Your heart is your body's pump.  In your lifetime your heart will beat more than two billion times, pumping about 180 million liters of blood!  If you put your two fists together, you will have the approximate size of a human heart.  Your heart is divided into four chambers; two atria and two ventricles.  There is one atrium and one ventricle on both the right side and the left side of the heart.  

When blood flows through your heart, it first flows through an atrium and then into a ventricle.  Within each of the four chambers there is a valve which allows blood to pass into the next chamber, or an artery.

The left side of the heart must develop a pressure that is approximately ten times higher than than the pressure created on the right side of the heart because it is supplying your entire body with oxygenated blood.  Oxygenated blood is returned to the left atrium of the heart in the pulmonary veins.  Blood then flows from your left atrium through the mitral valve into your left ventricle.  It is then transported to your body through the aorta, the largest artery in your body.  Because of the pressure it must maintain to perform its function, the heart valves on the left side of your heart are most often affected by disease.

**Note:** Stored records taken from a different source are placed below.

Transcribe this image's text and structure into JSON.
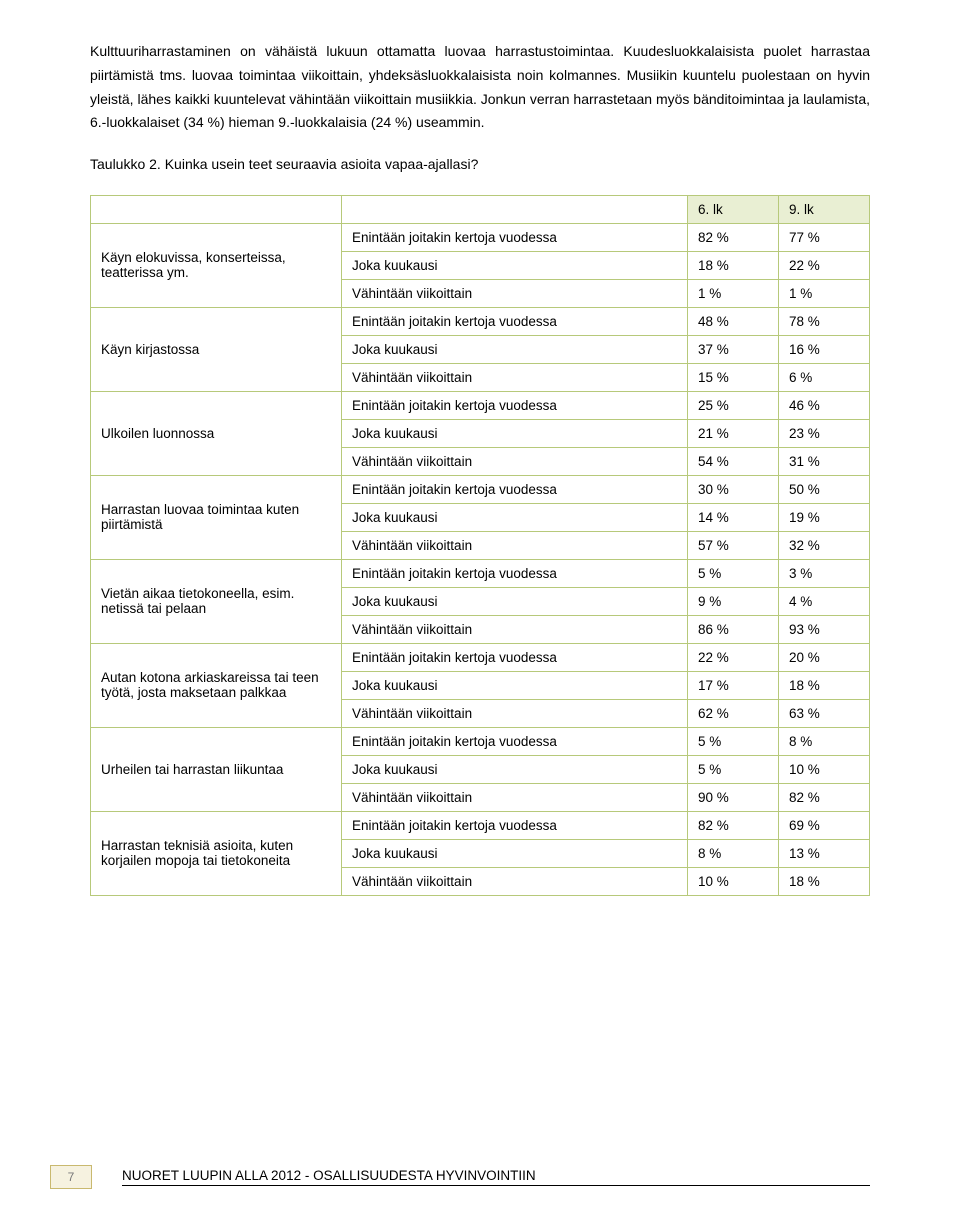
{
  "intro": {
    "para1": "Kulttuuriharrastaminen on vähäistä lukuun ottamatta luovaa harrastustoimintaa. Kuudesluokkalaisista puolet harrastaa piirtämistä tms. luovaa toimintaa viikoittain, yhdeksäsluokkalaisista noin kolmannes. Musiikin kuuntelu puolestaan on hyvin yleistä, lähes kaikki kuuntelevat vähintään viikoittain musiikkia. Jonkun verran harrastetaan myös bänditoimintaa ja laulamista, 6.-luokkalaiset (34 %) hieman 9.-luokkalaisia (24 %) useammin.",
    "caption": "Taulukko 2.   Kuinka usein teet seuraavia asioita vapaa-ajallasi?"
  },
  "table": {
    "header": {
      "col1": "",
      "col2": "",
      "g6": "6. lk",
      "g9": "9. lk"
    },
    "freq_labels": {
      "a": "Enintään joitakin kertoja vuodessa",
      "b": "Joka kuukausi",
      "c": "Vähintään viikoittain"
    },
    "categories": [
      {
        "label": "Käyn elokuvissa, konserteissa, teatterissa ym.",
        "rows": [
          {
            "g6": "82 %",
            "g9": "77 %"
          },
          {
            "g6": "18 %",
            "g9": "22 %"
          },
          {
            "g6": "1 %",
            "g9": "1 %"
          }
        ]
      },
      {
        "label": "Käyn kirjastossa",
        "rows": [
          {
            "g6": "48 %",
            "g9": "78 %"
          },
          {
            "g6": "37 %",
            "g9": "16 %"
          },
          {
            "g6": "15 %",
            "g9": "6 %"
          }
        ]
      },
      {
        "label": "Ulkoilen luonnossa",
        "rows": [
          {
            "g6": "25 %",
            "g9": "46 %"
          },
          {
            "g6": "21 %",
            "g9": "23 %"
          },
          {
            "g6": "54 %",
            "g9": "31 %"
          }
        ]
      },
      {
        "label": "Harrastan luovaa toimintaa kuten piirtämistä",
        "rows": [
          {
            "g6": "30 %",
            "g9": "50 %"
          },
          {
            "g6": "14 %",
            "g9": "19 %"
          },
          {
            "g6": "57 %",
            "g9": "32 %"
          }
        ]
      },
      {
        "label": "Vietän aikaa tietokoneella, esim. netissä tai pelaan",
        "rows": [
          {
            "g6": "5 %",
            "g9": "3 %"
          },
          {
            "g6": "9 %",
            "g9": "4 %"
          },
          {
            "g6": "86 %",
            "g9": "93 %"
          }
        ]
      },
      {
        "label": "Autan kotona arkiaskareissa tai teen työtä, josta maksetaan palkkaa",
        "rows": [
          {
            "g6": "22 %",
            "g9": "20 %"
          },
          {
            "g6": "17 %",
            "g9": "18 %"
          },
          {
            "g6": "62 %",
            "g9": "63 %"
          }
        ]
      },
      {
        "label": "Urheilen tai harrastan liikuntaa",
        "rows": [
          {
            "g6": "5 %",
            "g9": "8 %"
          },
          {
            "g6": "5 %",
            "g9": "10 %"
          },
          {
            "g6": "90 %",
            "g9": "82 %"
          }
        ]
      },
      {
        "label": "Harrastan teknisiä asioita, kuten korjailen mopoja tai tietokoneita",
        "rows": [
          {
            "g6": "82 %",
            "g9": "69 %"
          },
          {
            "g6": "8 %",
            "g9": "13 %"
          },
          {
            "g6": "10 %",
            "g9": "18 %"
          }
        ]
      }
    ],
    "border_color": "#b7c97a",
    "header_bg": "#e9efd3"
  },
  "footer": {
    "page_number": "7",
    "title": "NUORET LUUPIN ALLA 2012 - OSALLISUUDESTA HYVINVOINTIIN"
  }
}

After touring the body, the blood has very little oxygen left.  To get a new supply of oxygen, the deoxygenated blood needs to go to the lungs.  In order to get to the lungs, the blood needs to return to the heart, entering through the right atrium.  The blood is pumped from the right atrium through the tricuspid valve, pushing the tricuspid valve's leaflets aside.  As the ventricle starts to contract, drawing in the blood, the tricuspid valve's leaflets snap shut and the cusps of the pulmonary valve open allowing blood to flow out of the ventricle through the pulmonary artery and on to the lungs.  As the ventricle relaxes, the pulmonary valve then closes. After leaving the right ventricle, the blood heads towards the lungs to give up carbon dioxide and water vapor in exchange for the oxygen the body needs.  It then returns to the heart via the pulmonary veins and enters the left atrium.  Once the blood moves to the left ventricle, it is ready to start its circuit all over again.